Les véhicules propres moins imposés dans le canton de Fribourg

Le Grand Conseil fribourgeois a voté jeudi une révision de la loi sur l’imposition des véhicules ...
Les véhicules propres moins imposés dans le canton de Fribourg

Le Grand Conseil fribourgeois a voté jeudi une révision de la loi sur l’imposition des véhicules automobiles et des remorques (LIVAR), un texte vieux de plus de 50 ans. Ces derniers seront bientôt taxés en fonction de la puissance et non plus de la cylindrée.

Les députés ont accepté le projet de loi par 93 voix contre 4 et 5 abstentions, après plus de quatre heures de débats, réparties sur deux jours. Le texte implique un changement majeur: favoriser les véhicules les plus propres. Il résulte d'une motion des élus PDC Eric Collomb et Hubert Dafflon, avalisée par le législatif en 2018.

L’enjeu de l'imposition des véhicules et des remorques est conséquent. L'Etat de Fribourg a en effet encaissé pas loin de 110 millions de francs à ce titre en 2019. La réforme doit garantir des recettes stables à terme, l'Etat pouvant toujours ajuster le niveau des réductions, le taux des impôts ou les deux.

Manque d'ambition

Président de la commission ad hoc, Hubert Dafflon a parlé d'un gros dossier, ayant nécessité sept mois de débat et six séances. Le critère du bruit a été évoqué, mais finalement écarté. 'Le facteur dépend du conducteur', a-t-il précisé. 'Limiter les émissions sonores est toutefois indispensables', a répondu Solange Berset (PS).

Le conseiller d'Etat Maurice Ropraz a relevé la nécessité d'une révision intégrant la durabilité. Fribourg taxe cependant les véhicules davantage qu'ailleurs, à 118% de la moyenne suisse. Au nom des Verts, la députée Christa Mutter a déploré un manque d'ambition, notamment pour se défaire des voitures les plus polluantes.
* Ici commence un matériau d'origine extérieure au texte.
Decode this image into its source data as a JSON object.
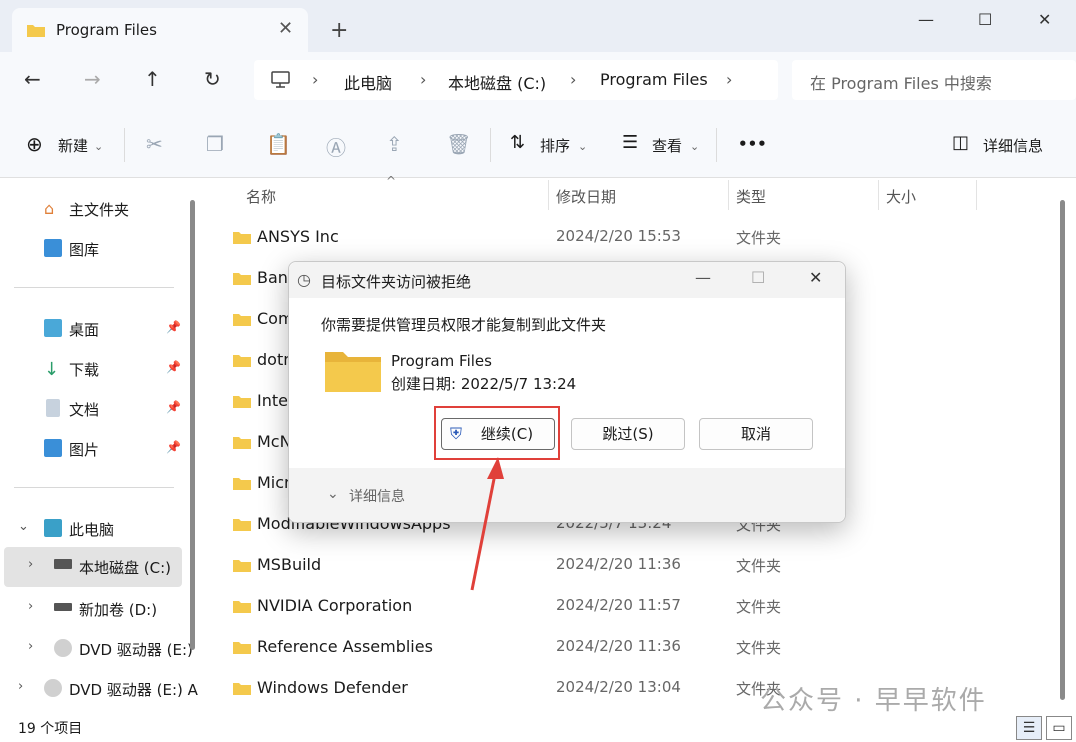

Des échanges nourris ont eu lieu concernant l'instauration d'un impôt de 20 francs par an pour les propriétaires des 4900 vélos électriques munis d’une plaque de contrôle et roulant jusqu'à 45 km/h. Le député chrétien-social Claude Chassot a tenté, sans succès, de le supprimer via un amendement.

Amendement Steiert

Un autre amendement a suscité un long débat, celui du député PS et syndic de Fribourg Thierry Steiert demandant d'exonérer les véhicules communaux. Accepté en première lecture mercredi, il a finalement été rejeté en deuxième et troisième jeudi, notamment au nom de la volonté de garantir l'équilibre financier de la révision.

Ainsi, les véhicules de plus de 3,5 tonnes seront imposés selon leur poids total et non plus leur charge utile. Et pour les véhicules plus légers, le calcul effectué sur la base de la cylindrée sera remplacé par un système reposant sur trois piliers: puissance, efficacité énergétique et protection de l’environnement.

Le critère de la puissance permet de tenir compte tant de l’impact écologique du véhicule que de la capacité financière de sa personne détentrice, estime le Conseil d'Etat. Plus un véhicule est puissant, plus son empreinte écologique, de même que son prix d’acquisition, ont tendance à être importants.

Rabais multiples

Se baser sur la cylindrée n’est en outre pas pertinent pour les voitures électriques, qui en sont dépourvues et dont la part de marché croît rapidement. Le critère sera compensé par un rabais de 30% accordé aux véhicules disposant d’une étiquette A, pour récompenser les conducteurs dont la voiture émet peu de CO2.

Le troisième pilier propose un abattement supplémentaire de 30%, cumulable, pour les engins fonctionnant exclusivement à l’énergie électrique ou à l’hydrogène. Et une réduction de 15% pour ceux qui sont dotés d’une motorisation hybride, à gaz ou assimilable.

Enfin, la double imposition disparaîtra pour les plaques interchangeables, le deuxième véhicule étant jusqu'ici taxé à 40%. Le canton de Fribourg compte 185'000 voitures de tourisme. La loi révisée devrait entrer en vigueur au début 2022.